If my kids could remember that time, they’d probably have noticed the shift in my attitude toward work. I simply didn’t care anymore. Nothing about my job was more important than my grief.
I participated in a research study recently about the experience of returning to work after a stillbirth. And mine was unique: I could grieve privately. My emotions weren’t on display for my coworkers. Nor did I feel any pressure to “hold it together” during the day.
Yet my kids have also had a front-row seat for other moments when emotion, shock, and disbelief have taken priority over work.
They were home, due to remote learning, on January 6th, 2021. I heard the news about the insurrection at the Capitol. I cancelled my afternoon meetings and we turned on the TV to watch everything unfold. My husband also abandoned his work for the afternoon. The kids missed their afternoon classes.
I knew in that moment that we were watching history unfold — something that would be talked about, studied by academics, and make its way into textbooks. Work didn’t matter. We didn’t pretend that anything else mattered. Sometimes work takes a backseat to current events.

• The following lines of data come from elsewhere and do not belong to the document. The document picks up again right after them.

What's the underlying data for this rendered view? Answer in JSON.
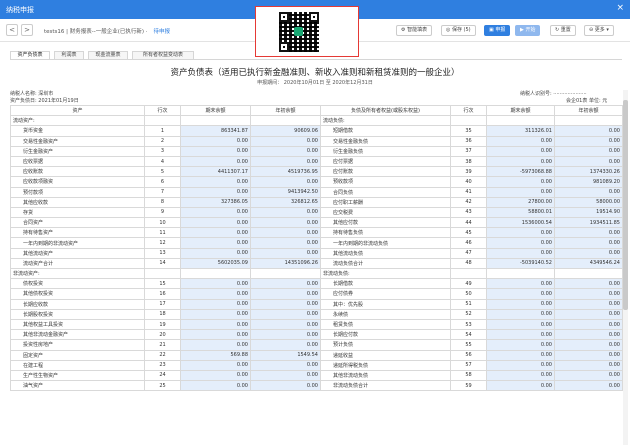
{
  "window": {
    "title": "纳税申报",
    "close_glyph": "×"
  },
  "toolbar": {
    "back_glyph": "<",
    "forward_glyph": ">",
    "breadcrumb": "tests16 | 财务报表--一般企业(已执行新) ·",
    "status": "待申报",
    "buttons": [
      "智能填表",
      "保存 (5)",
      "申报",
      "开始",
      "重置",
      "更多"
    ]
  },
  "tabs": [
    "资产负债表",
    "利润表",
    "现金流量表",
    "所有者权益变动表"
  ],
  "report": {
    "title": "资产负债表（适用已执行新金融准则、新收入准则和新租赁准则的一般企业）",
    "period": "申报期间： 2020年10月01日 至 2020年12月31日",
    "taxpayer_name": "纳税人名称: 深圳市",
    "fill_date": "资产负债日: 2021年01月19日",
    "taxpayer_id": "纳税人识别号: ·····················",
    "unit": "会企01表  单位: 元"
  },
  "table": {
    "headers": [
      "资产",
      "行次",
      "期末余额",
      "年初余额",
      "负债及所有者权益(或股东权益)",
      "行次",
      "期末余额",
      "年初余额"
    ],
    "rows": [
      [
        "流动资产:",
        "",
        "",
        "",
        "流动负债:",
        "",
        "",
        ""
      ],
      [
        "货币资金",
        "1",
        "863341.87",
        "90609.06",
        "短期借款",
        "35",
        "311326.01",
        "0.00"
      ],
      [
        "交易性金融资产",
        "2",
        "0.00",
        "0.00",
        "交易性金融负债",
        "36",
        "0.00",
        "0.00"
      ],
      [
        "衍生金融资产",
        "3",
        "0.00",
        "0.00",
        "衍生金融负债",
        "37",
        "0.00",
        "0.00"
      ],
      [
        "应收票据",
        "4",
        "0.00",
        "0.00",
        "应付票据",
        "38",
        "0.00",
        "0.00"
      ],
      [
        "应收账款",
        "5",
        "4411307.17",
        "4519736.95",
        "应付账款",
        "39",
        "-5973068.88",
        "1374330.26"
      ],
      [
        "应收款项融资",
        "6",
        "0.00",
        "0.00",
        "预收款项",
        "40",
        "0.00",
        "981089.20"
      ],
      [
        "预付款项",
        "7",
        "0.00",
        "9413942.50",
        "合同负债",
        "41",
        "0.00",
        "0.00"
      ],
      [
        "其他应收款",
        "8",
        "327386.05",
        "326812.65",
        "应付职工薪酬",
        "42",
        "27800.00",
        "58000.00"
      ],
      [
        "存货",
        "9",
        "0.00",
        "0.00",
        "应交税费",
        "43",
        "58800.01",
        "19514.90"
      ],
      [
        "合同资产",
        "10",
        "0.00",
        "0.00",
        "其他应付款",
        "44",
        "1536000.54",
        "1934511.85"
      ],
      [
        "持有待售资产",
        "11",
        "0.00",
        "0.00",
        "持有待售负债",
        "45",
        "0.00",
        "0.00"
      ],
      [
        "一年内到期的非流动资产",
        "12",
        "0.00",
        "0.00",
        "一年内到期的非流动负债",
        "46",
        "0.00",
        "0.00"
      ],
      [
        "其他流动资产",
        "13",
        "0.00",
        "0.00",
        "其他流动负债",
        "47",
        "0.00",
        "0.00"
      ],
      [
        "流动资产合计",
        "14",
        "5602035.09",
        "14351096.26",
        "流动负债合计",
        "48",
        "-5039140.52",
        "4349546.24"
      ],
      [
        "非流动资产:",
        "",
        "",
        "",
        "非流动负债:",
        "",
        "",
        ""
      ],
      [
        "债权投资",
        "15",
        "0.00",
        "0.00",
        "长期借款",
        "49",
        "0.00",
        "0.00"
      ],
      [
        "其他债权投资",
        "16",
        "0.00",
        "0.00",
        "应付债券",
        "50",
        "0.00",
        "0.00"
      ],
      [
        "长期应收款",
        "17",
        "0.00",
        "0.00",
        "其中：优先股",
        "51",
        "0.00",
        "0.00"
      ],
      [
        "长期股权投资",
        "18",
        "0.00",
        "0.00",
        "永续债",
        "52",
        "0.00",
        "0.00"
      ],
      [
        "其他权益工具投资",
        "19",
        "0.00",
        "0.00",
        "租赁负债",
        "53",
        "0.00",
        "0.00"
      ],
      [
        "其他非流动金融资产",
        "20",
        "0.00",
        "0.00",
        "长期应付款",
        "54",
        "0.00",
        "0.00"
      ],
      [
        "投资性房地产",
        "21",
        "0.00",
        "0.00",
        "预计负债",
        "55",
        "0.00",
        "0.00"
      ],
      [
        "固定资产",
        "22",
        "569.88",
        "1549.54",
        "递延收益",
        "56",
        "0.00",
        "0.00"
      ],
      [
        "在建工程",
        "23",
        "0.00",
        "0.00",
        "递延所得税负债",
        "57",
        "0.00",
        "0.00"
      ],
      [
        "生产性生物资产",
        "24",
        "0.00",
        "0.00",
        "其他非流动负债",
        "58",
        "0.00",
        "0.00"
      ],
      [
        "油气资产",
        "25",
        "0.00",
        "0.00",
        "非流动负债合计",
        "59",
        "0.00",
        "0.00"
      ]
    ]
  }
}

And the insurrection was only one moment in a larger struggle: parenting during a pandemic. Even with job flexibility, there was only so much I could do. It was overwhelming and an utter depletion of my physical and mental energy. I hope that my children saw that sometimes we’re all just doing the best we can. And at the end of the day, there’s only so much we can give.
The ability to choose
As I prepped to write this article, I played around with ChatGPT. I asked the conversational AI “why is it important for kids to watch their parents work?” to generate some ideas. The results were generic at best (reassurance that my livelihood as a writer won’t be replaced anytime soon), but included the following line:
Watching their parents work can serve as a positive role model for children, showing them the potential rewards and benefits of pursuing their own goals and ambitions.
That’s probably true. And it depends on what the goals are.
Years ago, I asked my son what he wanted to be when he grew up. He said, “I want to work from home.”
Nothing about a career or industry or any aspirations of being the next president or an astronaut. He had internalized the benefits of working from home as his highest priority.
Here’s the thing that my kids have seen, over and over, as I’ve spanned more than a decade of remote work while parenting: I have a lot of control over when and how my work gets done. Working through grief? Stepping back during pivotal moments happening in the world? I had a choice to de-prioritize work.
And now? My children have additionally watched me completely change careers over the past few years.
First, leaving a job I’d been at for 15 years and “starting over” in a new field. Second, leaving 9-5 life altogether and pursuing a solopreneur life.
Even though my husband and I both work remotely, our jobs couldn’t be more different. He works for a corporation with billions in revenue and twenty thousand employees. I’m a freelance writer.
But we talk openly about our work, and I hope my kids hear and absorb that as well. We’ve talked about toxic behavior, incompetent bosses, and unrealistic expectations. Perhaps, if I’m lucky, my children will see me and learn.
Work doesn’t have to suck.
I don’t have to tolerate a company I don’t like.
I can find work that makes me happy.